В тот год осенняя погода стояла долго на дворе. Лишь в январе выпал долгожданный снег, покрыл все вокруг и блистал теперь на солнце белыми великолепными коврами.
Александр выглянул в окно – мороз и солнце!
«Наконец-то зима! Вот и слава Богу! Здоровью моему полезен русский холод! Поеду нынче к Вульфам! Немедля! Право, должен я на неё посмотреть!»
- Нянюшка! Ты где-е-е..? Вели лошадей заложить да подай мне, ангел мой, сюртук, что третьего дня надевал! А табаку, что ль, не осталось совсем? В табакерке, вон, пусто…
- Да что, ты, отец родной! Ты еще вчера табак весь Игнату ссыпал! Он, сейчас, поди, рад-радёшенек, окаянный – у барина весь запас выбрал!
- Да? Ну и ладно, пусть его! Сейчас чаю подай и – поеду! Что в деревне про новую помещицу сказывают? Ты, старая, все слушаешь – расскажи! Что – хороша ль собою? Скольких лет от роду? И откуда к нам пожаловала?
«Андрюшка! А ну, поди сюда! – он схватил за кушак топтавшегося у дверей конюха и потащил его к столу, - Садись, чаю попьем! Аринушка! Дай-ка рюмку ему! Вот, держи, старый, выпей-ка с морозу!»
На одном месте усидеть он не мог. Садился на стул, тут же вскакивал, носился по комнате, хватал то одно, то другое, заглядывал в расписанное узором оконце, у стола крошил калач тонкими пальцами, глотал горячий чай и всё болтал, болтал без умолку.
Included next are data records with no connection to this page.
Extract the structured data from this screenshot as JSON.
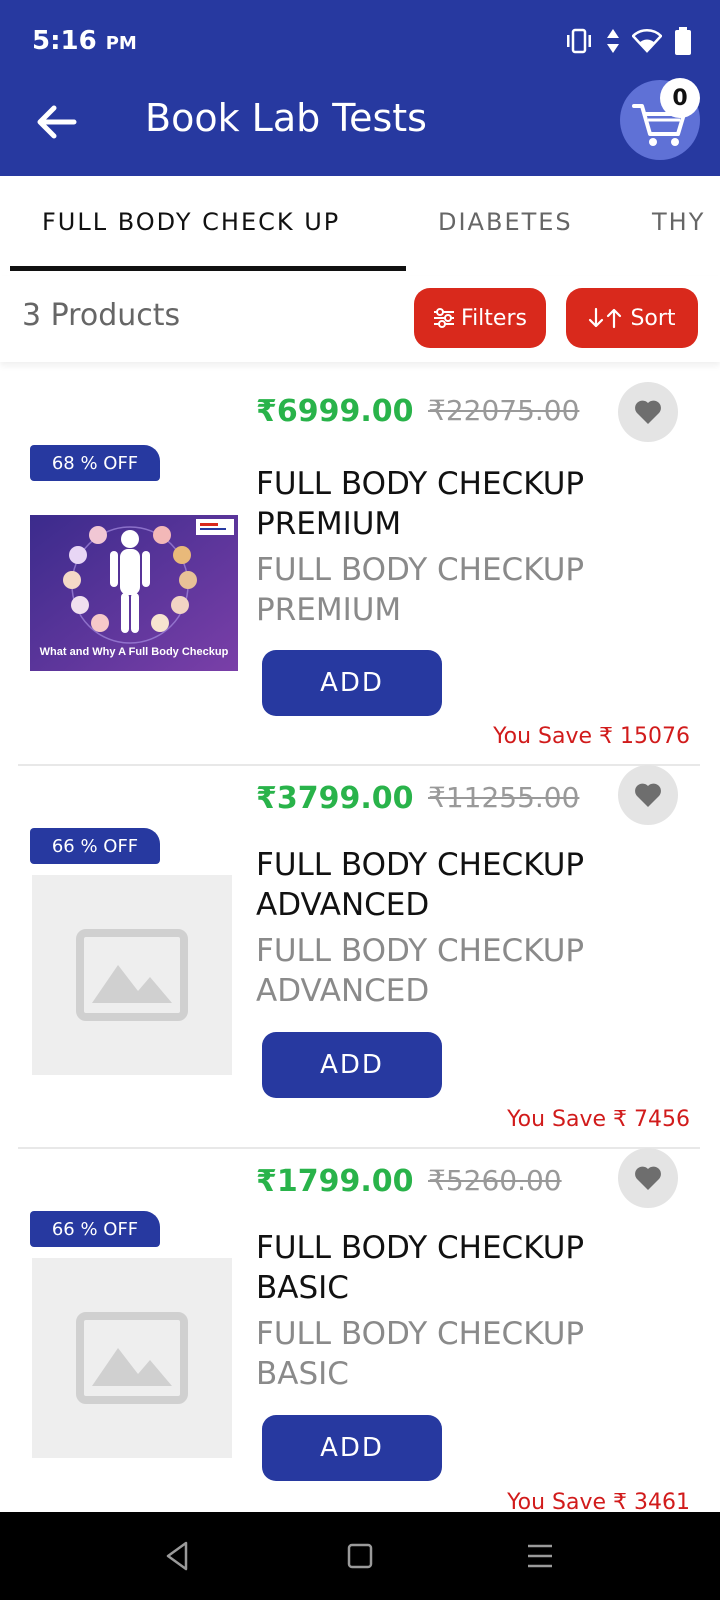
{
  "status_bar": {
    "time": "5:16",
    "ampm": "PM"
  },
  "app_bar": {
    "title": "Book Lab Tests",
    "cart_count": "0"
  },
  "tabs": [
    {
      "label": "FULL BODY CHECK UP",
      "active": true
    },
    {
      "label": "DIABETES",
      "active": false
    },
    {
      "label": "THY",
      "active": false
    }
  ],
  "toolbar": {
    "product_count": "3 Products",
    "filters_label": "Filters",
    "sort_label": "Sort"
  },
  "products": [
    {
      "discount": "68 % OFF",
      "price": "₹6999.00",
      "mrp": "₹22075.00",
      "name": "FULL BODY CHECKUP PREMIUM",
      "subtitle": "FULL BODY CHECKUP PREMIUM",
      "add_label": "ADD",
      "savings": "You Save ₹ 15076",
      "image_caption": "What and Why A Full Body Checkup"
    },
    {
      "discount": "66 % OFF",
      "price": "₹3799.00",
      "mrp": "₹11255.00",
      "name": "FULL BODY CHECKUP ADVANCED",
      "subtitle": "FULL BODY CHECKUP ADVANCED",
      "add_label": "ADD",
      "savings": "You Save ₹ 7456"
    },
    {
      "discount": "66 % OFF",
      "price": "₹1799.00",
      "mrp": "₹5260.00",
      "name": "FULL BODY CHECKUP BASIC",
      "subtitle": "FULL BODY CHECKUP BASIC",
      "add_label": "ADD",
      "savings": "You Save ₹ 3461"
    }
  ],
  "colors": {
    "primary": "#2739a0",
    "accent": "#d9291c",
    "price": "#29b34a",
    "savings": "#d11b1b"
  }
}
Старая нянька стояла у печки, скрестив морщинистые руки на животе, смотрела на своего Сашку, беззвучно шевелила губами. Она-то знала почему её арапчонок вот уже два дня такой неугомонный – в Тригорское приехала какая-то дама, чья-то сестра из господ, говорят красавица, молодая, да и офицера приезжие на нее уже засматривают… Вот чертенок-то и прыгает петушком! Как же без него-то? Надобно и эту…тьфу, ты…Господи! Царица Небесная! Прости меня грешную!
Она мелко перекрестилась и пошла в кладовую за сюртуком.
* * *
Он вернулся затемно. У крыльца храпели лошади, где-то лаяли собаки. Черное небо светилось звездами.
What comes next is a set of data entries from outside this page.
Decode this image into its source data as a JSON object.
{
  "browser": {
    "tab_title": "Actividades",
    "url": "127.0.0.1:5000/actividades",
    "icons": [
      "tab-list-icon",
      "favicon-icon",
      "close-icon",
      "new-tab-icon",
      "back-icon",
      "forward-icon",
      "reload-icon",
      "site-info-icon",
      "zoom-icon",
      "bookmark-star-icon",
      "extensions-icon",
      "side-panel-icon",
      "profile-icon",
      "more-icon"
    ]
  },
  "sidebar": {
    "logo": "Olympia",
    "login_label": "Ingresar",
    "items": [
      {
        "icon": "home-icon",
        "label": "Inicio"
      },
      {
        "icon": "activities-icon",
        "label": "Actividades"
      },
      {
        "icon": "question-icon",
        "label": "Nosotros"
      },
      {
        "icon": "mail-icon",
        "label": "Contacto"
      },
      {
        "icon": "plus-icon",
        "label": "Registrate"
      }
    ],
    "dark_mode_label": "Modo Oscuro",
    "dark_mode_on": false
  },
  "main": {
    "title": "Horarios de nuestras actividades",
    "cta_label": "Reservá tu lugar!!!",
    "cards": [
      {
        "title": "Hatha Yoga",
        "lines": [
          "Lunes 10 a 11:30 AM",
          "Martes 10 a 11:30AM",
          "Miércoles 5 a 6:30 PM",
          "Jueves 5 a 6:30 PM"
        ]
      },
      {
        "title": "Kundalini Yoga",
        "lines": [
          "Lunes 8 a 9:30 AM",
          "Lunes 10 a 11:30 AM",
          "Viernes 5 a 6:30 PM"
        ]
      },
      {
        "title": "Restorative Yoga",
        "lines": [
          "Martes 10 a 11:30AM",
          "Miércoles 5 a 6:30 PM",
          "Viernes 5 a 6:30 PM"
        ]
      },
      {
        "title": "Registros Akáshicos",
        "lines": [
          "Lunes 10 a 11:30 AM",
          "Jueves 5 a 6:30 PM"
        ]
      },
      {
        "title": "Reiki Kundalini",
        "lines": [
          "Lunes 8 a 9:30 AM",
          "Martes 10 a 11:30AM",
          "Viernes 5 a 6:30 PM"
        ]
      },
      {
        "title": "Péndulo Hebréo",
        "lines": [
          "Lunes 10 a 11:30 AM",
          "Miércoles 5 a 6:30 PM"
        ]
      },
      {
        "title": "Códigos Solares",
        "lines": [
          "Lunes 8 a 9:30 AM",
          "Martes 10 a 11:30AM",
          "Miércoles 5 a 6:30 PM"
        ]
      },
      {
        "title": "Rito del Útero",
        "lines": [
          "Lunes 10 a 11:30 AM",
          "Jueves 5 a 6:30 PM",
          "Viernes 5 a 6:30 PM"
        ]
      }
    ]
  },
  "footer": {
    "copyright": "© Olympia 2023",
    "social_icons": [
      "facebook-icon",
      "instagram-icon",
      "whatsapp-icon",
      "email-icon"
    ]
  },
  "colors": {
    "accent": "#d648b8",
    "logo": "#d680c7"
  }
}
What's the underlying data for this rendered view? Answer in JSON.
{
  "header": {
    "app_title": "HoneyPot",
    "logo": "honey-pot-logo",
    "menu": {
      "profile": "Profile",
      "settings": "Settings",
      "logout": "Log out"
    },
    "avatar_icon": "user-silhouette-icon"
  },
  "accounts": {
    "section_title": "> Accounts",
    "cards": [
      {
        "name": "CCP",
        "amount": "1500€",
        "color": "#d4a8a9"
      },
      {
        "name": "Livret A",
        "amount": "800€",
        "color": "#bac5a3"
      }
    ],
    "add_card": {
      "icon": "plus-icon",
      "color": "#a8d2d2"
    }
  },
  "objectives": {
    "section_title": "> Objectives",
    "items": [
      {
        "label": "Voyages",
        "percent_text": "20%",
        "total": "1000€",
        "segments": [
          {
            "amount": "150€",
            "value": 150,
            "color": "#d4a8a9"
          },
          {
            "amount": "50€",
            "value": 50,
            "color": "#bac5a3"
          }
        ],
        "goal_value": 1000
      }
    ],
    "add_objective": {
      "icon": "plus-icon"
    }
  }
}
- Что, батюшка, подавать ужинать? Или в гостях угощали пир-горой? – старуха не могла скрыть ехидного любопытства. Он не заметил этого, отмахнулся лишь:
- Погоди, нянюшка, пойду пройдусь… недалече… Потом уж дай что-нибудь! Не знаю… Вина нет ли?
- И-ии, голубь ты мой! Ты еще вчера изволил всё шанпанское выкушать да пистолей размахивал! С ей так и заснул, нешто не помнишь?
- Ладно, ладно… ступай! Скоро вернусь!
Александр прошел протоптанной дорожкой к липовой аллее. Когда новые стихотворные строчки начинали вдруг являться сами собой, выскакивая, как чертики из табакерки, он привычно уходил к темным деревьям и уже здесь, в безмолвной тишине среди высоких молчаливых стволов, слова начинали оживать, начинали жить своей жизнью – так же, как люди, они страдали, любили, ненавидели…
«Я помню чудное мгновенье: передо мной явилась ты…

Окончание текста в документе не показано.